Bank Credit rose $5.5 billion last week. Year-to-date, Bank Credit has expanded $549.5 billion, or 13.2% annualized. Securities Credit declined $11.3 billion during the week, with a year-to-date gain of $133.9 billion (11.3% ann.). Loans & Leases have expanded at a 14.3% pace so far during 2005, with Commercial & Industrial (C&I) Loans up an annualized 17.8%. For the week, C&I loans declined $1.9 billion, while Real Estate loans expanded $7.8 billion. Real Estate loans have expanded at a 16.6% rate during the first 32 weeks of 2005 to $2.802 Trillion. Real Estate loans were up $380 billion, or 15.7%, over the past 52 weeks. For the week, Consumer loans added $1.7 billion, and Securities loans jumped $10.5 billion. Other loans dipped $1.2 billion.
Total Commercial Paper jumped $13.3 billion last week to $1.588 Trillion. Total CP has expanded $174 billion y-t-d, a rate of 19.4% (up 17.7% over the past 52 weeks). Financial CP surged $13.7 billion last week to $1.446 Trillion, with a y-t-d gain of $161.8 billion (19.9% ann.). Non-financial CP dipped $0.4 billion to $141.8 billion (up 15.0% ann. y-t-d and 9.9% over 52 wks). ...
Here is a link to Noland’s encapsuled view of the emergent world, titled “Contemplating the Evolution from the Way We Were to the Way it Is."
[pdf]
One snippet:
Nowadays, Federal Reserve operations work mainly by aggressively manipulating rates, yield spreads and, increasingly, market perceptions. In the process, the new 'tool kit' bolsters leveraged speculation and unparalleled Credit Availability. The key analytical point is that the effects of today’s operations are so much more disparate and unpredictable than when the Fed was managing the bank reserve 'anchor.' I would argue that the Fed is now held hostage to the markets – financial and real estate – and particularly to endemic Credit market leveraged speculation. In short, financial and central bank evolution has parented a mutant, uncontrollable Credit System. There is no financial system anchor, while the Fed’s new 'tool kit' emboldens speculators and nurtures excess.

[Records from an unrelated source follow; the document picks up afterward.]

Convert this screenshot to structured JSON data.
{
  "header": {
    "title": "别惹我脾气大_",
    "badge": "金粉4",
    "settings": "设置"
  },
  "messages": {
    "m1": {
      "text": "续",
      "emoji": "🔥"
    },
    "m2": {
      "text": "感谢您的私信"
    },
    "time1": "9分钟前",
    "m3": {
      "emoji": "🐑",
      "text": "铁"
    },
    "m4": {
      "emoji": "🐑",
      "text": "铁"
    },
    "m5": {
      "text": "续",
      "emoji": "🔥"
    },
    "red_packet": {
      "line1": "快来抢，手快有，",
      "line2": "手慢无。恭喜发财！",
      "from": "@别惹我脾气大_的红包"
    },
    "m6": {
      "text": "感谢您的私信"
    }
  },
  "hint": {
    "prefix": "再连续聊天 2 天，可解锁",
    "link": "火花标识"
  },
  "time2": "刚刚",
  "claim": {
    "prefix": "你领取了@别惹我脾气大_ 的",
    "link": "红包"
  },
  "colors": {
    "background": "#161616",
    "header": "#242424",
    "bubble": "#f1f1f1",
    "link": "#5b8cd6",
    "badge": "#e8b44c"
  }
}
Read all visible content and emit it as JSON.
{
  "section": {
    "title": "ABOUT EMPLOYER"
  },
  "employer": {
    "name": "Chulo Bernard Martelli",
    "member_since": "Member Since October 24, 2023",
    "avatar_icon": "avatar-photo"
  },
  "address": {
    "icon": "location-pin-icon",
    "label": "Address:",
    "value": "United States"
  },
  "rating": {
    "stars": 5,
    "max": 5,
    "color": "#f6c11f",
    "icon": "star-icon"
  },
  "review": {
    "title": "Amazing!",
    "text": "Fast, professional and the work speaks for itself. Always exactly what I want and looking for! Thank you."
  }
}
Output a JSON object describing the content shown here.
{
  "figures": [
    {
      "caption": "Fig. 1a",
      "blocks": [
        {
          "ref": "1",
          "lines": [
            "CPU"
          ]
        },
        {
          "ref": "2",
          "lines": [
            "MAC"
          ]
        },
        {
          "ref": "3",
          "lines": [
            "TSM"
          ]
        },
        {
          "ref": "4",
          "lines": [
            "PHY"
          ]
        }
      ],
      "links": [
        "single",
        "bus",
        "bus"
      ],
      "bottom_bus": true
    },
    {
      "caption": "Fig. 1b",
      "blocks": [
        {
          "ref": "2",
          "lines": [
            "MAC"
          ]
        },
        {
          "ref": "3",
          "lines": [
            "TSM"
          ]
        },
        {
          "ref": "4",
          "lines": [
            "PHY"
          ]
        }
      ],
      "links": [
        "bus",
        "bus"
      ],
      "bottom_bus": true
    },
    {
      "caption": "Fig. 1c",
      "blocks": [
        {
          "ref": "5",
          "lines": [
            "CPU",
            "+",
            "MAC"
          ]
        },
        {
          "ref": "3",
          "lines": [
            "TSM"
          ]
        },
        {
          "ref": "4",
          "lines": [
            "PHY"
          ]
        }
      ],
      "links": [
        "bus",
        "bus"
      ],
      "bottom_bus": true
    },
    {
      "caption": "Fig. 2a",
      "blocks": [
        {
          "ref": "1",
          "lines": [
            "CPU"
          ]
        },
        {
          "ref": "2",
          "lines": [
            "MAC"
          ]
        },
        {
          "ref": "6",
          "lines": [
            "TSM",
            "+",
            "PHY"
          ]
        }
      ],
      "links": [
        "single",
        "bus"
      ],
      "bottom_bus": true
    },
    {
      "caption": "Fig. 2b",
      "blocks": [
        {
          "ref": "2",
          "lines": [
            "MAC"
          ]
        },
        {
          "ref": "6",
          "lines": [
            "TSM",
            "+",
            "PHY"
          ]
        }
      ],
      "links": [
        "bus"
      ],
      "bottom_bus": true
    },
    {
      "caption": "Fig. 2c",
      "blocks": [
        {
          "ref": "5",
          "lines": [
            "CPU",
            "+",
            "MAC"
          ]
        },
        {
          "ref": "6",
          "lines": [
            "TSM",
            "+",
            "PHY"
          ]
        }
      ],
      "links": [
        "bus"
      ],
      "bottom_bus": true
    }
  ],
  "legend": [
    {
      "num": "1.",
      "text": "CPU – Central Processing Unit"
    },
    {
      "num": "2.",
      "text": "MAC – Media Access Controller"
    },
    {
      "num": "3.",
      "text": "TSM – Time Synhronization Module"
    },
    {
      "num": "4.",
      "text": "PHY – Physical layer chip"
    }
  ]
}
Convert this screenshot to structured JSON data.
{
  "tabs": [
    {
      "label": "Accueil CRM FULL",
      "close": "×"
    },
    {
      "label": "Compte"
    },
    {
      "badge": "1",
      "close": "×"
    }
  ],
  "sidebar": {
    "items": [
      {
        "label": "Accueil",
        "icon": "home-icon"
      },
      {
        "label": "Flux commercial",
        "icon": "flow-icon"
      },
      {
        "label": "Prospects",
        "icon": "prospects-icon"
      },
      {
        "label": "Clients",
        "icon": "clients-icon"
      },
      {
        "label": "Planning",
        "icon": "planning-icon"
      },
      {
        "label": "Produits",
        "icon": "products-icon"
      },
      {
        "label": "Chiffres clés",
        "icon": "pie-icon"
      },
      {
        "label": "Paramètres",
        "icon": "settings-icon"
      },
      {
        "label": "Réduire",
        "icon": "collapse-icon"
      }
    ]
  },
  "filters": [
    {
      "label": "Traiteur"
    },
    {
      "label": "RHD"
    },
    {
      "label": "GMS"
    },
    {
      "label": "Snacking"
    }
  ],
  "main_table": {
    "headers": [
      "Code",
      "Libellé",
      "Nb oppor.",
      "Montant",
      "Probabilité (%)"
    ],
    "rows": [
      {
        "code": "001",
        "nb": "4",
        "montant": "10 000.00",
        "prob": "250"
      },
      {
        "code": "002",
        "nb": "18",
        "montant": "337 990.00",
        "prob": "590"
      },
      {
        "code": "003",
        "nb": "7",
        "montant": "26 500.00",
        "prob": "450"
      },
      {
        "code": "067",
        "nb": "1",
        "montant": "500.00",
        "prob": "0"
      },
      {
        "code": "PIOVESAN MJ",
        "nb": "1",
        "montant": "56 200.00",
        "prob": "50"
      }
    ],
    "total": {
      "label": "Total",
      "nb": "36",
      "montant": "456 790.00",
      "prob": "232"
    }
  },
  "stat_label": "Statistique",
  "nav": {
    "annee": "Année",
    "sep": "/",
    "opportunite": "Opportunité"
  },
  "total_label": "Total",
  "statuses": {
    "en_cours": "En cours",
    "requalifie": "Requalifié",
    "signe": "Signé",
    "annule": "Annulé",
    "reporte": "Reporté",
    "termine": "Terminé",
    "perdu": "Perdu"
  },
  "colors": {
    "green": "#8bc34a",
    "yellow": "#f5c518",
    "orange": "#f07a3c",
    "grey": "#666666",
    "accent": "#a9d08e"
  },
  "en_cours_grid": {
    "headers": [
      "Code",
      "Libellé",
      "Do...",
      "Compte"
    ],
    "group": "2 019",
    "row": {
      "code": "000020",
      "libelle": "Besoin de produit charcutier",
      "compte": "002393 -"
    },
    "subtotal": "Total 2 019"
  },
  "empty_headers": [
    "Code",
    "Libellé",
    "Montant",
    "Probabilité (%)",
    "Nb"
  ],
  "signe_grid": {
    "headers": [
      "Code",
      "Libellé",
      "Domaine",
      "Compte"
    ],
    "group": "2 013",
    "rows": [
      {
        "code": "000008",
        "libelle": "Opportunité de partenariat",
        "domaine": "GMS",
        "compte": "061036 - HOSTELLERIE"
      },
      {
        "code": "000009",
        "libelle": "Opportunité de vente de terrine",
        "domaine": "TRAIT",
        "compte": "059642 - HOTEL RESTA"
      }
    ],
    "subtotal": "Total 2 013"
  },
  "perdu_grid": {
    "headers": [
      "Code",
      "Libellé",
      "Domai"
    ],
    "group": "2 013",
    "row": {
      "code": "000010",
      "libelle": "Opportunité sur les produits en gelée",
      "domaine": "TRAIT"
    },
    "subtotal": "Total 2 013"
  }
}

Can one be comfortable these days only looking at M3 when talking about "liquidity?" Aren't these other credit expansion indicators worth considering as well? Noland and others argue that the creation of liquidity is much broader than what central bankers monitor. And that, he contends, is a big problem for us all.
I asked folks at Altig’s site whether Noland's thesis has any merit, and “If not, why not?” I noted that I’ve been looking to debunk Noland’s thesis for several years, but haven’t yet found a credible counterargument. This is not to discredit Noland work which I admire. It is, rather, to admit that I may be in error in believing that Noland's theory helps to better explain today's world.